The authors concluded that they "provide the first evidence that the FTO rs9939609 A variant may be associated with a lower risk of depression independently of its effect on BMI. This study highlights the potential importance of obesity predisposing genes on depression."
They point out that, "Our data suggest that FTO may have a broader role than initially thought, and may not only regulate energy balance and body weight but also have a direct impact on cognitive function and psychiatric disorders."
They also warn that, "The observation that FTO rs9939609 A variant is associated with a higher BMI but a lower risk of depression is unexpected, and thus our result must be interpreted with caution."
This study found a significant association between the genetic variant FTO rs9939609 A and the risk of diagnosed depression, independent of BMI.
The relative increase in the risk of depression was small, at an 8% greater risk for each copy of the genetic variant.
It was also not clear from the study how common this genetic variant is among the general population and how many people may be affected by this finding.
The study had a number of strengths, including a large sample size, consistent findings across four different studies (including multiple ethnic groups) and consistent diagnostic criteria for depression.

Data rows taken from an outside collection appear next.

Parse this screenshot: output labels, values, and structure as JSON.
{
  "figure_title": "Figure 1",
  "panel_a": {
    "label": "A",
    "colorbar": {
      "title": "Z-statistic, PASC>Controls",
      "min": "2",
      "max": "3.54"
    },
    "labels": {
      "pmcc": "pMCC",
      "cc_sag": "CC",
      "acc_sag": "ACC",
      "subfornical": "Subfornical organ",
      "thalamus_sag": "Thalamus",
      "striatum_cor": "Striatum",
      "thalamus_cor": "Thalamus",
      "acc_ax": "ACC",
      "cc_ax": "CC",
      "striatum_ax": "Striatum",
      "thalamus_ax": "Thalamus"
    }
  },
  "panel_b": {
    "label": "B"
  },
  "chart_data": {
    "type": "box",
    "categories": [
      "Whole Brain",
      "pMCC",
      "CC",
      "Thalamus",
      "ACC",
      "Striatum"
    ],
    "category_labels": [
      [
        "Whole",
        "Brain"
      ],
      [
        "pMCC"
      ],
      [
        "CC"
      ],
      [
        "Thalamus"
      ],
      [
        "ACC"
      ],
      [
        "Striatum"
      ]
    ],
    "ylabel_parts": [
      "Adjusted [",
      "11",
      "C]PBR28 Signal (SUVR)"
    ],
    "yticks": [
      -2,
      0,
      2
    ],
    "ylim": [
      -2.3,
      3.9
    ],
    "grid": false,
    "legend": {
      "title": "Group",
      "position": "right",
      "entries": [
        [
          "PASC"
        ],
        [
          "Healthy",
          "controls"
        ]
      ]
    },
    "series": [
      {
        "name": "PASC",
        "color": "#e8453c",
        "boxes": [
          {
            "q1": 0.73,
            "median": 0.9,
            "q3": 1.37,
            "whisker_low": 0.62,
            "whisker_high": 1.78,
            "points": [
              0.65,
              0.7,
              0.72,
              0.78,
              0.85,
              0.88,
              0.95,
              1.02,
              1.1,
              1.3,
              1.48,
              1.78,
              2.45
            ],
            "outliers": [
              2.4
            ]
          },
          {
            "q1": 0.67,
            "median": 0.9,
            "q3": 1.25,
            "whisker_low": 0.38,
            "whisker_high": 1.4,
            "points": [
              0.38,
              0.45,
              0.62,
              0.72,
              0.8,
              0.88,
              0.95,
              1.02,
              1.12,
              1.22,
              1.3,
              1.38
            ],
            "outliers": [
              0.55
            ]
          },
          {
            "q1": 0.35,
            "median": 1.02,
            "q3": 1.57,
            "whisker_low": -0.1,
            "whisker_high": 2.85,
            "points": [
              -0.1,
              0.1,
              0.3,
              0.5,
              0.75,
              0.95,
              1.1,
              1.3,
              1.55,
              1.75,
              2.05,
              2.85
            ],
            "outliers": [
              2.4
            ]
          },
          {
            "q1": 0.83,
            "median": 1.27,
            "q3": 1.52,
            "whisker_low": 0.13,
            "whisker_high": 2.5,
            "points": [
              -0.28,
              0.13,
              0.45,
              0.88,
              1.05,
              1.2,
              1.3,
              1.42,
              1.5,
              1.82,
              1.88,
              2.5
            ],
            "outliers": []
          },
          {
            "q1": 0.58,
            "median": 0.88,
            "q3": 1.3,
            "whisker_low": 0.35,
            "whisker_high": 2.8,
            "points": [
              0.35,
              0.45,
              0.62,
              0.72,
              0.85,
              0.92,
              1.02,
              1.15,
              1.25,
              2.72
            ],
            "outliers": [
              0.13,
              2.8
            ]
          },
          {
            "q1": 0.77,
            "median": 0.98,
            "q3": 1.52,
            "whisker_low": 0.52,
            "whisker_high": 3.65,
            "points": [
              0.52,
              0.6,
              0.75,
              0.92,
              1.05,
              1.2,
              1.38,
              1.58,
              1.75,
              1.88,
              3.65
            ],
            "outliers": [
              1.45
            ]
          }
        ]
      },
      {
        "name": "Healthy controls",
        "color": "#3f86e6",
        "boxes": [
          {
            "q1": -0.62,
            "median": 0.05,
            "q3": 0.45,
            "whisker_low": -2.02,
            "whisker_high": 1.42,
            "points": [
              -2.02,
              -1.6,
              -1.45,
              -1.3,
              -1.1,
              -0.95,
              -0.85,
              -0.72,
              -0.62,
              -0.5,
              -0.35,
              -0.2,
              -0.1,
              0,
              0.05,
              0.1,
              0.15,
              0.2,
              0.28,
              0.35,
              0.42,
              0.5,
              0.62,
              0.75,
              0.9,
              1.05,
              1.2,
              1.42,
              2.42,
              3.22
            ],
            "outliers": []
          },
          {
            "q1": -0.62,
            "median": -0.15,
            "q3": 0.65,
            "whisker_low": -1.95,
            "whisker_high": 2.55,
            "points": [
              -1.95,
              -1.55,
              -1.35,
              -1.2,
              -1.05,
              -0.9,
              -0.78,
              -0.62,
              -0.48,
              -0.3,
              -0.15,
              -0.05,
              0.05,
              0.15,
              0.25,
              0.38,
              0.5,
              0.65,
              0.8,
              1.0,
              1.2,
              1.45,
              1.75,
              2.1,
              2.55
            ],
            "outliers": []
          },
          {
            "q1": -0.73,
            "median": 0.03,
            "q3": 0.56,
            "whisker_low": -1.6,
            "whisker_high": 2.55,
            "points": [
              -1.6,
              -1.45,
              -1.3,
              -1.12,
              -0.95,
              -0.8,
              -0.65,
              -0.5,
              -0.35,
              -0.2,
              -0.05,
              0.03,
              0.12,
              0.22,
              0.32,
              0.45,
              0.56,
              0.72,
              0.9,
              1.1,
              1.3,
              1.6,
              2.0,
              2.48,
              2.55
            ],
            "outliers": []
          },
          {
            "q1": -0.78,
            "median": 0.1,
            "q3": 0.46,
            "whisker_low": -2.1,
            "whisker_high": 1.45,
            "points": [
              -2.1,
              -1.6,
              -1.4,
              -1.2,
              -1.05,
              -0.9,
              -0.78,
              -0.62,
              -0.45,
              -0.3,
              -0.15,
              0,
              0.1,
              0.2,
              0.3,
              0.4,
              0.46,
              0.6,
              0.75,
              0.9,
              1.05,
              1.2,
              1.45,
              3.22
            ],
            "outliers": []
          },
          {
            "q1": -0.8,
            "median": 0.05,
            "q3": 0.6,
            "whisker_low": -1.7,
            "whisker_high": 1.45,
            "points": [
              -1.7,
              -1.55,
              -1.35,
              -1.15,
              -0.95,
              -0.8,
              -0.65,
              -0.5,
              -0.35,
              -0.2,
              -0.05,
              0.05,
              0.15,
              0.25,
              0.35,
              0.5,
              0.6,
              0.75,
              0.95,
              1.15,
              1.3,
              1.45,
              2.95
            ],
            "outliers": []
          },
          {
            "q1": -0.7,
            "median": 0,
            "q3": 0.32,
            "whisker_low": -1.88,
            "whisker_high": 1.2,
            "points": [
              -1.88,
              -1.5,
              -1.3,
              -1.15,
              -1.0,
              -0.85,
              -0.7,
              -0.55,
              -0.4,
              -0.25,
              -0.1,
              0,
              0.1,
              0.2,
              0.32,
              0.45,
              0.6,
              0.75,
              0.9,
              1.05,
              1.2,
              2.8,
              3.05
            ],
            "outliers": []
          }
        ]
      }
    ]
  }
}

However, there are also important limitations to consider. For instance, the four studies included in the analysis selected individuals to participate in their studies based on different criteria, including:
Due to the combined nature of the results, it is not clear who the results are most applicable to and whether they can be applied to the general population as a whole or specific groups at risk of certain diseases.
In addition, we cannot totally exclude the possibility that unknown confounding factors may explain the association between the genetic link and depression, as the relationship is likely to be complex.
The conclusion of the study authors that, "The FTO gene may have a broader role than initially thought, with an effect on depression and other common psychiatric disorders" seems valid. Further research is needed to confirm or refute this proposed link and explore other influencing factors.
Both depression and obesity are complex conditions that are thought to arise from a combination of factors such as environment, societal pressure, genetics, individual life history, diet and physical activity levels.
Claiming that there is such a thing as a single 'fat gene' or 'jolly gene' is overly simplistic.